Middle East Fertility Society Journal, Vol. 10, No. 3, 2005, pp. 238-243

A prospective comparative study of 3-D ultrasonography and hysteroscopy in detecting uterine lesions in premenopausal bleeding

Fouad Abo Haemila, M.D., Dalia Youssef, M.D., Mohamed Hassan, M.D., Ahmed Soliman, M.D., Maha Mossad, M.D.

Department of Obstetrics and Gynecology, Faculty of Medicine, Cairo University, Cairo, Egypt
Address for correspondence:  Dr. Fouad Abo Haemila, 12 El Dokki St., 1st floor, Cairo, Egypt, Tel: + 20101699348

Received on March 22, 2005;
revised and accepted on May 10, 2005

Code Number: mf05041

ABSTRACT

Objective: to compare the accuracy of 3D ultrasound in identifying endometrial and intramyometrial lesions in comparison to hysteroscopy.
Settings: Kasr El-Aini Hospital.
Materials and methods: Three dimensional ultrasonography was done followed by hysteroscopy for all cases (number =70). Data obtained were compared and analyzed to estimate the accuracy of 3D ultrasound.
Results:  Compared to hysteroscopy, 3DUS has a sensitivity of  63.2% specificity of 80.8% , positive predictive value of 54.6% and negative predictive value of 85.7% , accuracy of 76.1.
Conclusion: Three dimensional ultrasound can be used in diagnosing uterine focal lesions with results comparable to hysteroscopy. Further research is needed to show whether this increased diagnostic capability of 3D ultrasound could be the option of choice before surgery.

Key words: Three-D ultrasound, hysteroscopy, uterine lesions, premenopausal bleeding.

Abnormal uterine bleeding is probably the most common symptom in gynecologic practice especially in premenopausal and postmenopausal women (1).
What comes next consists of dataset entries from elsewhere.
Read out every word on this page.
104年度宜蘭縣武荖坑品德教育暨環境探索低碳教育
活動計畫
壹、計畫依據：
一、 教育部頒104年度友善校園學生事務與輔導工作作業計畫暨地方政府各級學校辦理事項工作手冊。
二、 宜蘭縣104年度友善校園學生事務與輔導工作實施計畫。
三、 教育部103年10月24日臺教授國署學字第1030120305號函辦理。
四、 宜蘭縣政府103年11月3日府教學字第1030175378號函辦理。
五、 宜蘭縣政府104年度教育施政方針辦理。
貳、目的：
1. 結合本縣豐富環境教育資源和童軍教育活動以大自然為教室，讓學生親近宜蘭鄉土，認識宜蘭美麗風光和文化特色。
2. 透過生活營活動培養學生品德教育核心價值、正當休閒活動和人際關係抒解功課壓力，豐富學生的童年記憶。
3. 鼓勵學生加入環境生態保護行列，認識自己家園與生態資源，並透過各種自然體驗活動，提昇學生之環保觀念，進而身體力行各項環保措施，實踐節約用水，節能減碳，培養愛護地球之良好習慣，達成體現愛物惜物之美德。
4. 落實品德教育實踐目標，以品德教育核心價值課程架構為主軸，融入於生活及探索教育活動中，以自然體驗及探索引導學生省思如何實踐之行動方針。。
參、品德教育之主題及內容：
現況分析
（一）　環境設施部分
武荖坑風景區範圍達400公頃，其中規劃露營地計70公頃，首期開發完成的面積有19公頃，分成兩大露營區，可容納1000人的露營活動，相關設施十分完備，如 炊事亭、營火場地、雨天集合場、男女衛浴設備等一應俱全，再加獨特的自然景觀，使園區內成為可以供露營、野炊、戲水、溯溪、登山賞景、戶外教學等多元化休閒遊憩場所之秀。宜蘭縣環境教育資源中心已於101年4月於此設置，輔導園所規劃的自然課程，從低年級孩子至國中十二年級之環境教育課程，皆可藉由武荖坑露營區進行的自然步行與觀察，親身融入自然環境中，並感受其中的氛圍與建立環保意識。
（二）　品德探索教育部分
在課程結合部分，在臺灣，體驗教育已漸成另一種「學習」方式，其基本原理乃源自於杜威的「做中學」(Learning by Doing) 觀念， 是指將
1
Transabdominal ultrasound and later transvaginal two dimensional ultrasonography has been used extensively in cases of abnormal uterine bleeding to evaluate uterine pathology to exclude myomata, polyps and focal lesions and to check the adnexae (2).

Three dimensional ultrasound offers new viewing window by allowing for arbitrary plane evaluation through a volume data set acquired from the pelvis (2). In addition, by 3D ultrasound more precise anatomical sections for exploring the endometrial cavity;   the relations of myomata  and their possible encroachment on the cavity, the diagnosis of endometrial polypi and the measurement of endometrial volume rather than thickness in cases of abnormal uterine bleeding (3).

Hysteroscopy was one of the very earliest approaches to the direct study of the uterine cavity.  The direct or magnified observation of the uterine cavity by hysteroscopy may offer a more precise diagnosis, a better ground for therapy or verification of results as compared to other methods such as hysterography. Although still hysteroscopy could be considered an invasive diagnostic procedure yet in all studies it is considered as the gold standard for evaluation of the uterine cavity (4). The aim of the present study is to evaluate the accuracy of three dimensional ultrasonography in diagnosis of uterine abnormalities compared to a gold standard (hysteroscopy).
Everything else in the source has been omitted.